Ein Jahrzehnte zurückliegender Mord

Schmöe, Friederike - Dohlenhatz
Kriminalroman. Meßkirch: Gmeiner 2017. 274 S. - br. : € 13,40 (DR)
ISBN 978-3-8392-2048-1

Ein weiteres Highlight des Frühjahrsprogramms des Gmeiner Verlags ist wohl der neue Roman von Friedrike Schmöe, deren Privatdetektivin Katinka Palfy vielen Lesern schon aus zehn Romanen bekannt ist. „Dohlenhatz“ ist Palfys 11. Fall. Der Krimi erscheint anlässlich der Bayrischen Landesausstellung 2017 in Coburg. Die Ausstellung hat das Wirken Martin Luthers in Coburg zum Thema.
In dieser Landesausstellung werden auch Ausschnitte eines alten Tagebuchs einer Köchin gezeigt, das vor kurzem auf der Veste Coburg gefunden wurde. Darin wird von drei Morden berichtet. Philipp Heller, der Berater der Bayrischen Landesausstellung ist, wird erpresst. Er soll den Stadtrat Gerald Höchst ermorden. In seiner Not bittet er Katinka Palfy, die Privatdetektivin, um Hilfe. Heller beteuert seine Unschuld. Doch einen Tag später verschwindet Gerald Höchst spurlos.
Auch dessen Frau bittet Palfy um Hilfe und so beginnt eine unkonventionelle Ermittlungsarbeit, die sich mit dem Freundeskreis von Höchst befasst. Palfy stößt auf ein Ereignis, das sich im Wendewinter 1989 zugetragen hat. Wer war schuld am Tod eines jungen Mädchens, das von einem Autolenker angefahren wurde und an der Unfallstelle hilflos verblutete. Der Lenker beging damals Fahrerflucht. Katinka Palfy hat diesmal viel zu tun!
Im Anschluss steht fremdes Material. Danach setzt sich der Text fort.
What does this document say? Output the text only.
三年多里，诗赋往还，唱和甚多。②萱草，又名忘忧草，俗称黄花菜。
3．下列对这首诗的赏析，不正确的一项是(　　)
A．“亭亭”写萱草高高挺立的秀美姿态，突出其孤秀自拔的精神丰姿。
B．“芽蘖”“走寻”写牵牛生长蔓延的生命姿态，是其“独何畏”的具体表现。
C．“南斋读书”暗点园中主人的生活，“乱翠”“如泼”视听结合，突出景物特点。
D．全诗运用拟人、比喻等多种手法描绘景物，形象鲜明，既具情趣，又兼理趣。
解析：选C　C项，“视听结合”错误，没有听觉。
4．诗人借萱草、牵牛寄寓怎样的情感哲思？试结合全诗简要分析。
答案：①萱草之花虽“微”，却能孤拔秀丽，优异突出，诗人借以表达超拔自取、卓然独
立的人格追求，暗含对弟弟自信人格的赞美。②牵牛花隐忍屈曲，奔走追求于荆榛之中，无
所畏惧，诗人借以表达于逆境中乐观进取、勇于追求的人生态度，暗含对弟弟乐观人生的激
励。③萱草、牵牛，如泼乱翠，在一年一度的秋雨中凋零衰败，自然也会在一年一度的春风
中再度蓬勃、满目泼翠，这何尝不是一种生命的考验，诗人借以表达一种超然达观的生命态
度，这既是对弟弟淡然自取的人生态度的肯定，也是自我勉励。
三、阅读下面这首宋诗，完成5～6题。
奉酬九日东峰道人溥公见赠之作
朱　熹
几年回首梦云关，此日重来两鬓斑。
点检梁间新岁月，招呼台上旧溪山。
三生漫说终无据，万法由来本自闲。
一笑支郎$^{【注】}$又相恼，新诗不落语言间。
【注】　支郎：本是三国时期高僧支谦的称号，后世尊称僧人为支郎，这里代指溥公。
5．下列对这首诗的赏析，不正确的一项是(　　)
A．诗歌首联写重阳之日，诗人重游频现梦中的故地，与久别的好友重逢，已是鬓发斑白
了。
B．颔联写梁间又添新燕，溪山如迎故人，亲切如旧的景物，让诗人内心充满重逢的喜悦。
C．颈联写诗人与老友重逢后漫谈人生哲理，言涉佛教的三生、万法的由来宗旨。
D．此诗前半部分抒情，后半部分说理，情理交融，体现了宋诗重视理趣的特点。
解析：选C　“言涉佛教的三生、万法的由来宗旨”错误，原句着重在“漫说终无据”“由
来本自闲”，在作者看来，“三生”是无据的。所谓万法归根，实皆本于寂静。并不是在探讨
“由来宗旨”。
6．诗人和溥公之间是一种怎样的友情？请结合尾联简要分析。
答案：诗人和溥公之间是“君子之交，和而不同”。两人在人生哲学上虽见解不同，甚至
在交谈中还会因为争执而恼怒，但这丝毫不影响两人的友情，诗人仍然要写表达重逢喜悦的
Als Rezensent und Liebhaber von Kriminalromanen frage ich mich schon, warum gerade in letzter Zeit so viele Romane, wie etwa Nele Neuhaus „Im Wald“ oder Heiner Meemkens „Der vergessene Tag“ sich mit Ereignissen befassen, die vor vielen Jahren stattgefunden und als Unfälle oder „als unaufklärbar“ zu den Akten gelegt worden sind. In all diesen Romanen ist der Täter meist unter honorigen Persönlichkeiten in der Öffentlichkeitsarbeit zu suchen.
Eine weitere Eigenart dieses Romans, die ich als störend empfand, ist, dass die Handlung in der nahen Zukunft spielt. Die Ermittlungen ereignen sich im Monat Juni 2017! Das ist wohl ungewöhnlich. Wenn man jedoch von diesen beiden inhaltlichen Bedenken absieht, handelt es sich hier wieder um einen überaus spannenden und ungewöhnlichen Krimi, den man beinahe in einem Zug durchliest.